After all, the next groundbreaking theories may already exist.

  • Ciaran Smith is a British Psychological Society member and a student of Psychology at the University of Buckingham, as well as being the BPS's Student Ambassador for the University.

Commentary from Marcus Munafo, Associate Editor for Research

Algorithmic biases are just the latest specific instantiation of a long-standing problem in science – our disproportionate interest in 'interesting' results. Publication bias – the tendency for authors to preferentially write up, and journals to preferentially publish, statistically significant findings over null results – is probably the best known of these. But there are many more, and they have cumulative and reinforcing effects. We described these in the context of the efficacy of antidepressant drugs here [see in particular Figure 1, showing the cumulative impact of reporting and citation biases on the evidence base for antidepressants.

These biases are likely to contribute to problems of low reproducibility – findings that appear robust based on the published literature, and the studies that are cited in that literature, may be anything but. 

What are the solutions? The systematic review methodology – with replicable search strategies developed with specialists in library teams – is designed to counter these biases and surface studies relevant to a research question irrespective of whether or not they have been cited. Non-algorithmic search engines such as PsycInfo are central to these. But of course this is effortful – the very large number of hits typically returned need to be screened, ideally by two independent screeners (to reduce bias!) to isolate the truly relevant studies.
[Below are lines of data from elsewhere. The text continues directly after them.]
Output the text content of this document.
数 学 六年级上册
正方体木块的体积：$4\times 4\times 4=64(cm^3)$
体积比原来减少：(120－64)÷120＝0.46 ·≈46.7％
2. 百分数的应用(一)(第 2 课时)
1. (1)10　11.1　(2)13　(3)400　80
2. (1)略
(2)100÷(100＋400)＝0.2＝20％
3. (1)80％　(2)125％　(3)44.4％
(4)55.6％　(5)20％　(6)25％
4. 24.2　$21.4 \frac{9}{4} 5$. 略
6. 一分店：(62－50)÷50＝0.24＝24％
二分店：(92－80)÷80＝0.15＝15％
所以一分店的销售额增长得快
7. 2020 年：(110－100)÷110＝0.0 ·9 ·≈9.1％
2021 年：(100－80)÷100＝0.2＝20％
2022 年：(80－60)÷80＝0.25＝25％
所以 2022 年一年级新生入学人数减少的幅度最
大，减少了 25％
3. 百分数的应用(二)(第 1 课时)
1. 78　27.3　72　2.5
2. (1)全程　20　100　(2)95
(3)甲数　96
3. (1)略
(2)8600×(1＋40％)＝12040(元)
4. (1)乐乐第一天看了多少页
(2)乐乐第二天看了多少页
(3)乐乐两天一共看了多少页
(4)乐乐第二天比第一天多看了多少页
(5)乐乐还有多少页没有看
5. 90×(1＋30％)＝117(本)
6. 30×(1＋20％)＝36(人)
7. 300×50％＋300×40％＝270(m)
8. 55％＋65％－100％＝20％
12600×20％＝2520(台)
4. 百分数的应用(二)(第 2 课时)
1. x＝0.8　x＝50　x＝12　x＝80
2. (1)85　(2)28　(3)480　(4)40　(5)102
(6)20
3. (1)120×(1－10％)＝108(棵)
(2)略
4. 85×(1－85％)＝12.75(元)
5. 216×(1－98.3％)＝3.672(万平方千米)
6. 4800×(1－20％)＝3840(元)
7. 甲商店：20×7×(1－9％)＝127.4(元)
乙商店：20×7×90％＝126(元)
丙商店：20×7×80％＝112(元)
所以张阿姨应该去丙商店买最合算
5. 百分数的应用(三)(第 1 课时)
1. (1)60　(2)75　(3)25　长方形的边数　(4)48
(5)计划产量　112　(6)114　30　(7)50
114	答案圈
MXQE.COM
I always suggest to PhD students that a systematic review is a good way to start their PhD – to develop a useful skill and to truly understand the literature they will be basing their work on. But most of us will feel that we don't have the time and resources to do this, well, systematically whenever we start a new project. But perhaps we should take that time, by doing fewer projects and doing them more thorough, rigorously and – yes – systematically. Slow science may be better science.

References

Bandara, W., Furtmueller, E., Gorbacheva, E., Miskon, S. & Beekhuyzen, J. (2015). Achieving rigor in literature reviews: Insights from qualitative data analysis and tool-support. Communications of the Association for Information Systems, 37, Article 8. 

Beel, J. & Gipp, B. (2009). Google Scholar's ranking algorithm: An introductory overview. In Proceedings of the 12th International Conference on Scientometrics and Informetrics (ISSI'09) (Vol. 1, pp. 230-241). International Society for Scientometrics and Informetrics.

Epstein, S. (1994). Integration of the cognitive and the psychodynamic unconscious. American Psychologist, 49(8), 709-724. 

Greenberg, S.A. (2009). How citation distortions create unfounded authority: Analysis of a citation network. BMJ, 339, b2680. 

Hall, P.A. & Fong, G.T. (2007). Temporal self-regulation theory: A model for individual health behavior. Health Psychology Review, 1(1), 6-52. 

Hao, K. (2023). Google, Microsoft, and Perplexity are promoting scientific racism in search results. Wired. 

Kacperski, C., Bielig, M., Makhortykh, M., Sydorova, M. & Ulloa, R. (2024). Examining bias perpetuation in academic search engines: An algorithm audit of Google and Semantic Scholar. First Monday, 29(11). 

Merton, R.K. (1968). The Matthew effect in science: The reward and communication systems of science are considered. Science, 159(3810), 56-63. 

Noble, S.U. (2018). Algorithms of oppression: How search engines reinforce racism. New York University Press.

Vlasceanu, M. & Amodio, D.M. (2022). Propagation of societal gender inequality by internet search algorithms. Proceedings of the National Academy of Sciences, 119(29), e2204529119.